Under such experimental conditions, the test material
is aerosolised Obeticholic Acid mw applying high shear stresses and mass median aerodynamic diameters [MMAD] range significantly below 10 μm (ideally 1–3 μm). The respirable fraction then accounts for more than 80 vol%. In conclusion, the toxicologically relevant, respirable fraction is much lower in the products under normal handling and use conditions than under experimental conditions. Surface-treated SAS may be used in perfumes, and hence may be aerosolised during use by consumers (Becker et al., 2009). With typical aerosol particle diameters in the 10–100 μm range, most aerosol particles will not be respirable, but deposited in the nasopharyngeal region. Oral and dermal SAS exposure may arise from the use of personal care products and medicines. Recently, Dekkers et al. (2010) analysed food products
with added silica (E551), and estimated the likely oral intake of “nanosilica” via food. The authors estimated a daily intake of 124 mg “nanosilica”, corresponding to 1.8 mg/kg bw/day for an adult of 70 kg based on products containing E551, although it is stated in the publication C59 mouse itself that “… it is not clear whether the food additive E551 contains nano-sized silica.” The terminology “nanosilica” as used by Dekkers et al. (2010) was later criticized by Bosch et al. (2011). Silica is usually tightly bound into the matrix of end-use articles, and hence significant exposure of the general population through these products is unlikely. The different forms of SAS have been used as test materials
in a number of environmental, ecotoxicological and toxicological studies. Some of these studies were conducted to investigate the toxic potential of SAS while others used SAS as a comparison material in studies on various nanoparticles.
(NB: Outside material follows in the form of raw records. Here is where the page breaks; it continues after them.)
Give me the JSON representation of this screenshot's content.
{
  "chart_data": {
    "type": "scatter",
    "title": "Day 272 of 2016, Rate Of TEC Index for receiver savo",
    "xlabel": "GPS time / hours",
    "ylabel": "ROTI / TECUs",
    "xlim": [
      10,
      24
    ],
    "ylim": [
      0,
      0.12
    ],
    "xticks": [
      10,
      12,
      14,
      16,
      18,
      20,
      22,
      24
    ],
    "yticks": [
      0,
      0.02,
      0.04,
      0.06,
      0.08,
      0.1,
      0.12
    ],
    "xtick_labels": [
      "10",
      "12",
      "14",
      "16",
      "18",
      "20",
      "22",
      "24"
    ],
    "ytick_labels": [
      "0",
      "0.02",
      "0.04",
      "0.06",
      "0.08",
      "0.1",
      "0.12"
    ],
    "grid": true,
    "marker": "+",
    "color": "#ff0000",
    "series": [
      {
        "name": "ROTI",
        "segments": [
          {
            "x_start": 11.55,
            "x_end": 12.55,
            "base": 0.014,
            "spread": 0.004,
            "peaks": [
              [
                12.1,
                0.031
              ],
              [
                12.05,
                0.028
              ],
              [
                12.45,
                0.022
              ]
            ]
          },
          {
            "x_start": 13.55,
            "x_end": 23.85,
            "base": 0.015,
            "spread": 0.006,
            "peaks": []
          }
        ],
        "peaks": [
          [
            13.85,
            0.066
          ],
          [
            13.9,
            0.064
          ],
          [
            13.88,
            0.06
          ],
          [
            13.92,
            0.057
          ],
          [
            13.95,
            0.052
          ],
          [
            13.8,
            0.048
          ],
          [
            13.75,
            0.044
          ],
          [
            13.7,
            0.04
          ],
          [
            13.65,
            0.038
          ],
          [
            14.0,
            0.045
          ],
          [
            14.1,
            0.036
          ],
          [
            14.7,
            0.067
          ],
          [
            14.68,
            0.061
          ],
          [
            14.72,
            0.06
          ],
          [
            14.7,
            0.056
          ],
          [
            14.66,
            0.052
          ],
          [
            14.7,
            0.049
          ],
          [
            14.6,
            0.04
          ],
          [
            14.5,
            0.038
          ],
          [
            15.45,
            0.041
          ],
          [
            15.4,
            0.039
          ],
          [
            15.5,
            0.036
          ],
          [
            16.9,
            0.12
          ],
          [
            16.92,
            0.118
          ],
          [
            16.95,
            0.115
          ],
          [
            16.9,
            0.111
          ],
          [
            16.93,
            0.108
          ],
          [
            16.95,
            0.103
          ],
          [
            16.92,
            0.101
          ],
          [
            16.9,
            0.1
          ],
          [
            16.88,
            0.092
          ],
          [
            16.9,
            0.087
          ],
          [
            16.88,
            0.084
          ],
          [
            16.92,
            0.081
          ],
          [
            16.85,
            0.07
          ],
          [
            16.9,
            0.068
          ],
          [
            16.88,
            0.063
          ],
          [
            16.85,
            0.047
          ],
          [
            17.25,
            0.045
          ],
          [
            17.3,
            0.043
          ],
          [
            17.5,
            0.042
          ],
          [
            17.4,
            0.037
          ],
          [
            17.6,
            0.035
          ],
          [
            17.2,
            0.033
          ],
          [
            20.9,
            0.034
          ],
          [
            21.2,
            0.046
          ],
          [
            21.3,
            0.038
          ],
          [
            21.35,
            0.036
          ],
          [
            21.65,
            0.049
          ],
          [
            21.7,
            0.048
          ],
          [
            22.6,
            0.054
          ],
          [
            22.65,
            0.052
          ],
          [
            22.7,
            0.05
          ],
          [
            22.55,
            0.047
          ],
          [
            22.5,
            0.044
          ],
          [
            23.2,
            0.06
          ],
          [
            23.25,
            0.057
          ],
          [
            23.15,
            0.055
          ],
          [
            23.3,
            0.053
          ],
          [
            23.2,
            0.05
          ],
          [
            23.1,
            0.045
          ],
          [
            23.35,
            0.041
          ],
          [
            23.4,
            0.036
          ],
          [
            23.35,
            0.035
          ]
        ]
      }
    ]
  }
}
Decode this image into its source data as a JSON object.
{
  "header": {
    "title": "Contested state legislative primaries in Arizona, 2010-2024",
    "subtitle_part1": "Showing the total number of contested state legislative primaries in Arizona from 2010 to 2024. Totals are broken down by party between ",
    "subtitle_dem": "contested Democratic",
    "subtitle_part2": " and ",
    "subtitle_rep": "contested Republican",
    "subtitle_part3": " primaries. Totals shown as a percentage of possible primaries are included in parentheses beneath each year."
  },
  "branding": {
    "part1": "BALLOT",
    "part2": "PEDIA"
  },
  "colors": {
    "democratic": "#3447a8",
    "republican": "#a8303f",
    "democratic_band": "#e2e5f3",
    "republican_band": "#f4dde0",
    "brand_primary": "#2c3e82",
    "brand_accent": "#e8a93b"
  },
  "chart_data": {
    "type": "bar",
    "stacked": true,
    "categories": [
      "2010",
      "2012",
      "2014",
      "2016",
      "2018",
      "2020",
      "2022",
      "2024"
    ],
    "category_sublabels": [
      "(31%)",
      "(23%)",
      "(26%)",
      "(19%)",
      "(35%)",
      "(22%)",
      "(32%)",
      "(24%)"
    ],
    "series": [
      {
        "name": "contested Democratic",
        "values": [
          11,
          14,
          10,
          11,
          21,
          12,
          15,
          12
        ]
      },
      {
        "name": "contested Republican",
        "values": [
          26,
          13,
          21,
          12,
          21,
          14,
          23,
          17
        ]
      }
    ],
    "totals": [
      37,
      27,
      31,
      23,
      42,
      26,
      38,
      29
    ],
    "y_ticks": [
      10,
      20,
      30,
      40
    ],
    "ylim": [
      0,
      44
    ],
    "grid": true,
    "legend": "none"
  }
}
Several studies described in the following sections refer to the testing of “nanosilica” versus “bulk silica”, with some studies highlighting the enhanced biological responses for nano-forms versus the findings for larger silica particles. selleck screening library These studies, however, generally refer to the primary particle diameter when classifying some silica products as “nano” rather than a whole-particle dimension that reflects the complex aggregate structures of most silica particles, such as the aggregate diameter. This can lead to the misinterpretation of these study findings as reflecting an effect of particle size while it is well known that silica particles can differ in other toxicologically relevant properties, such as surface area and particle number. Pyrogenic, precipitated and gel forms of SAS, including surface-treated forms, have been the subject of dissolution testing using a simulated biological medium at 37 °C and pH values near 7 (Roelofs and Vogelsberger, 2004). Depending on the material, the solubility was between 2.3 and 2.